Sadly, some seem not to care.
While the official Atlanta Pride was held virtually, the circuit queens just couldn’t hang up their dancing shoes during a global health pandemic. GA Boy Events hosted a circuit party over the Atlanta Pride weekend, and not unusual, sadly, a participant has reportedly died from a drug overdose. Our thoughts are with his friends, circuit sisters, and family. There were early allegations that the event could result in COVID-19 cases.
There are calls from the circuit community to attend massive circuit party events in the United States and Mexico for the next two major holigays, Halloween and New Years Eve. There are many events that are planned, some publicly promoted and others as invite-over underground parties.
These types of parties only require participants to wear a mask into the venue, and then after that, you’re on your own. There are no enforcements of physical distancing or entrance instant testing. These types of events are huge potential super-spreaders. It’s reckless and dangerous, and event producers seem to not be held accountable.
The sentiment online is torn – some advocating to stay home and wait until its safe to party later in 2021, and others arguing that this is a self-choice and the party must go on, even with knowing that they and their friends could be infected with COVID-19.
The party will go on…without you
In the meantime, however, we have to act differently.
The more reckless we remain by ignoring health guidelines, holding underground packed parties and events, going without masks, the longer and more painful the recovery will be.
The LGBT community has been at the forefront of championing safety and responsibility.

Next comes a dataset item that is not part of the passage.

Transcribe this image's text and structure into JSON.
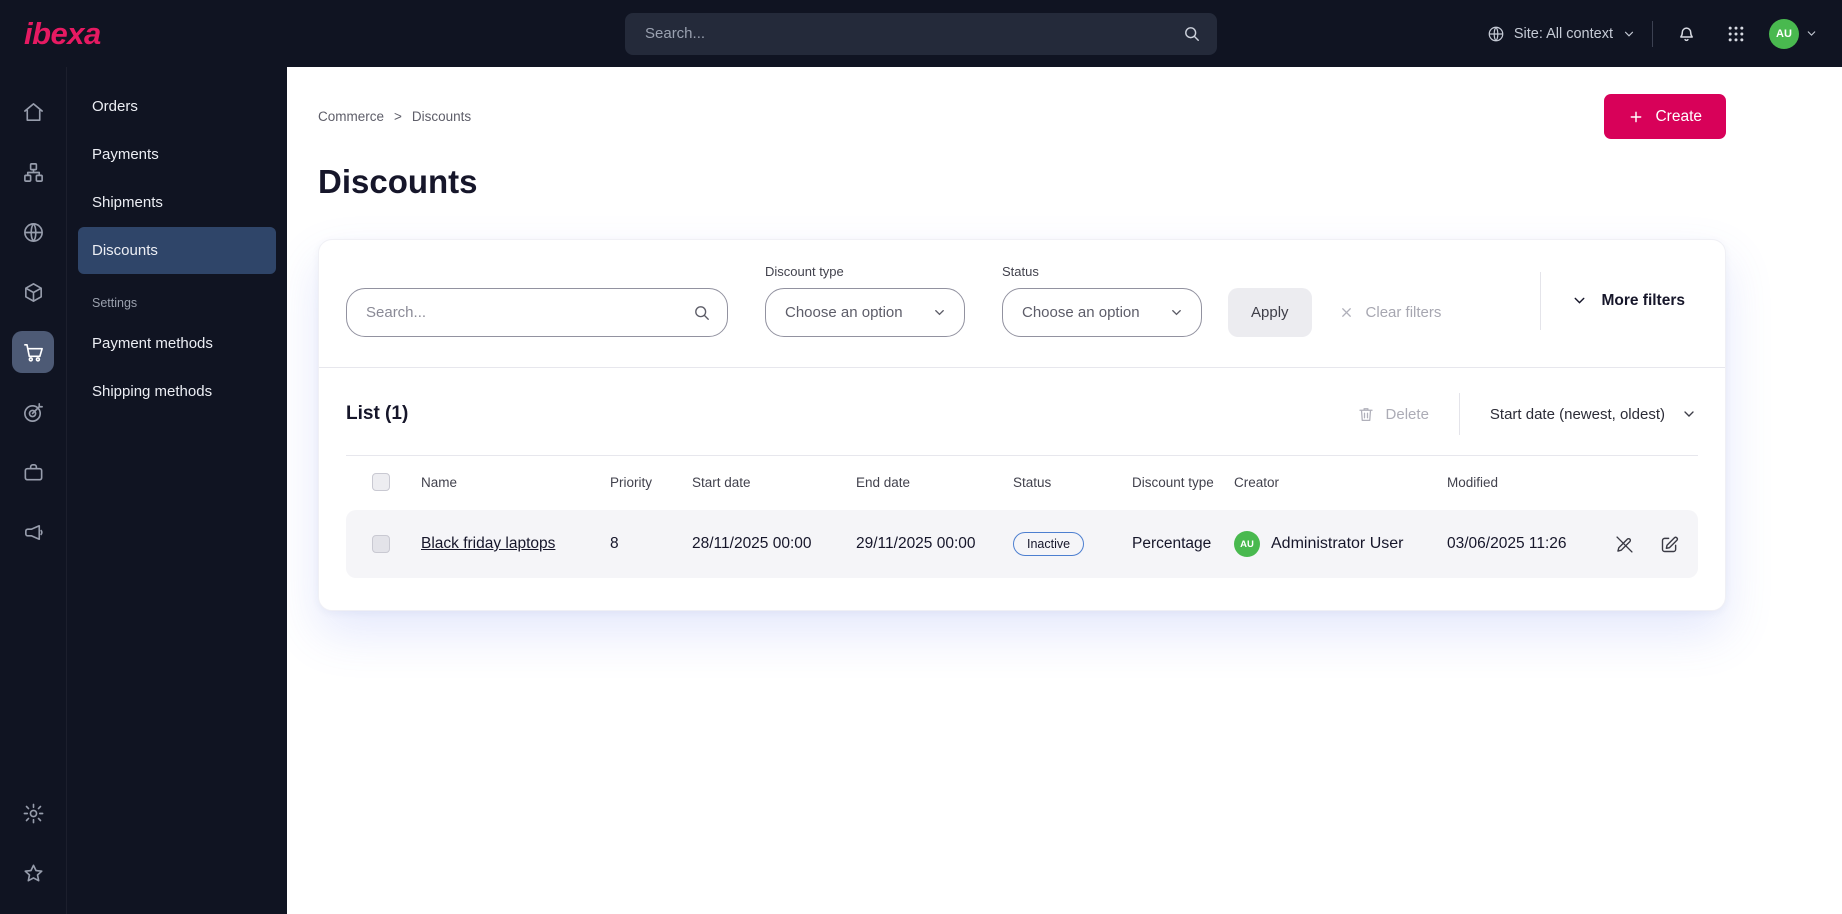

Since the pandemic began in mid-March, most Pride events have been canceled, postponed, or held online. Some Pride organizations have managed to host smaller events, like outdoor drag shows, under strict guidelines.

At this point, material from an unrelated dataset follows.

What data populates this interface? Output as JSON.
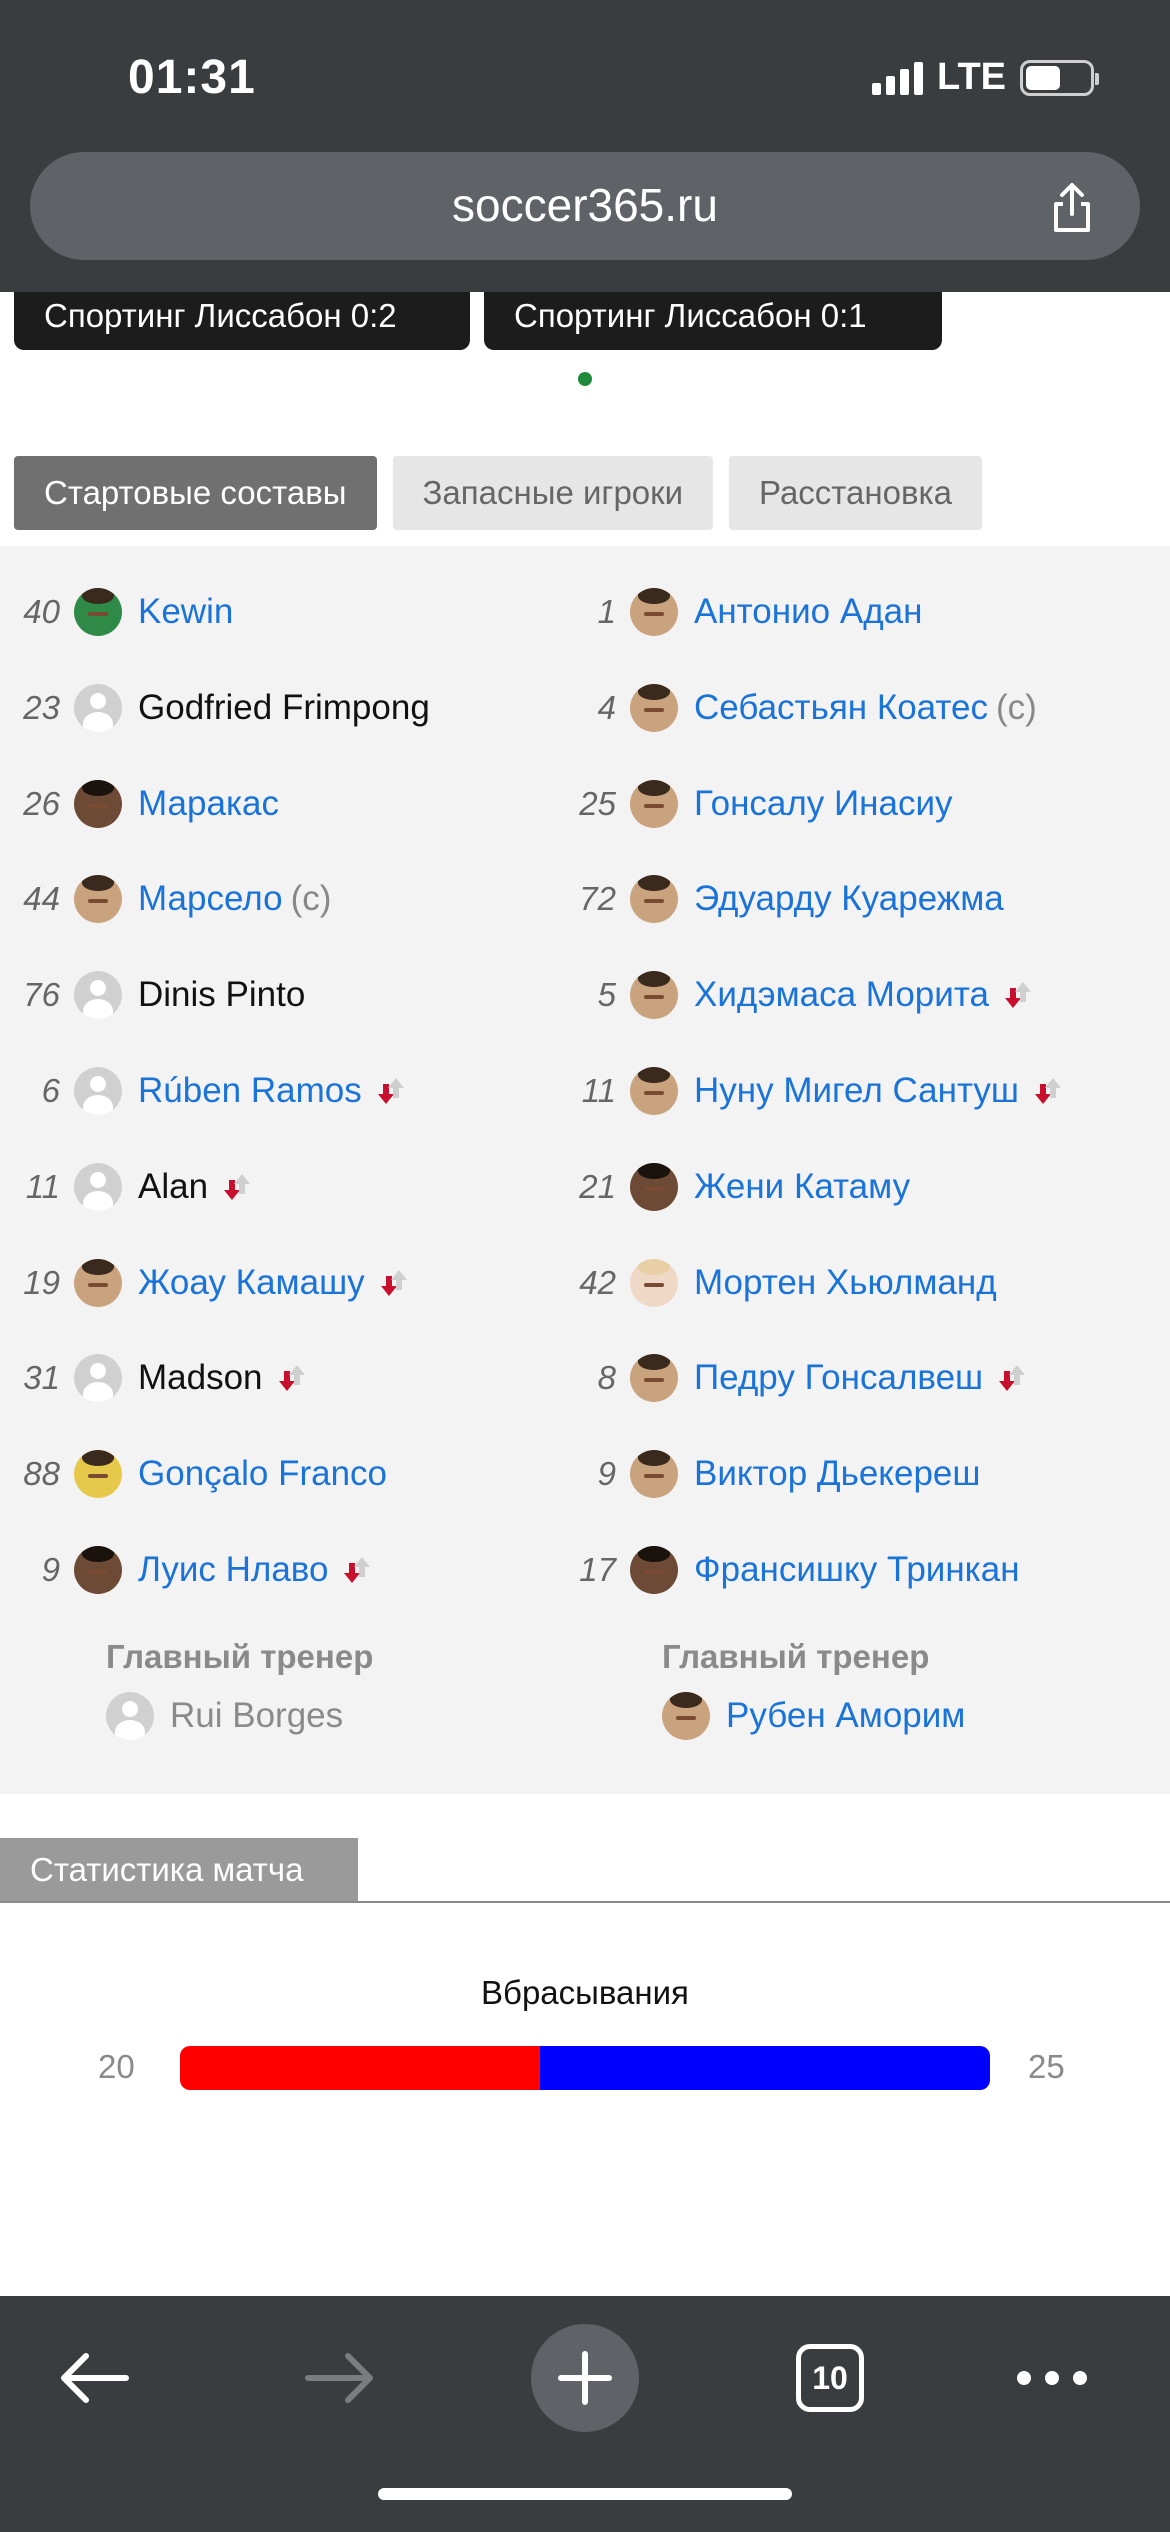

We’ve pointed out before that the COVID disproportionately affects marginalized communities, for example, LGBT people living with HIV.
The community needs to protect everyone.
This is not the time to be hosting or attending large gatherings and hooking up with random people. 2020 and going into 2021 must be different. Event producers need to either pause events or host smaller, physically distanced events in controlled environments while adhering to all health guidelines.
Party people, sorry, you have to hang up those dancing shoes for a while and enjoy some virtual circuit parties. Take a break and discover other amazing things you’ve been missing out on.
Fact: The party will go on after the pandemic (whenever that is). However, if you don’t take care of yourself, and each other right now by following simple health guidelines, youyou’re your friends might not live to see the day.
We all need to do our part. This is not the time to host these massive circuit party events, like the Winter Party Festival held at the beginning of March, before the pandemic’s announcement, where sadly, some people contracted and even passed away from COVID-19.
Words of wisdom from a top health medical officer
In the words of the revered Provincial Chief Public Health Officer for the Province of British Columbia, Dr. Bonny Henry, who has been praised around the world for leading one of the best COVID-19 responses in North America, “Things are going to look a little bit different this year. It isn’t forever. It’s for right now. We will get through this together. Be kind. Be calm. Be safe.”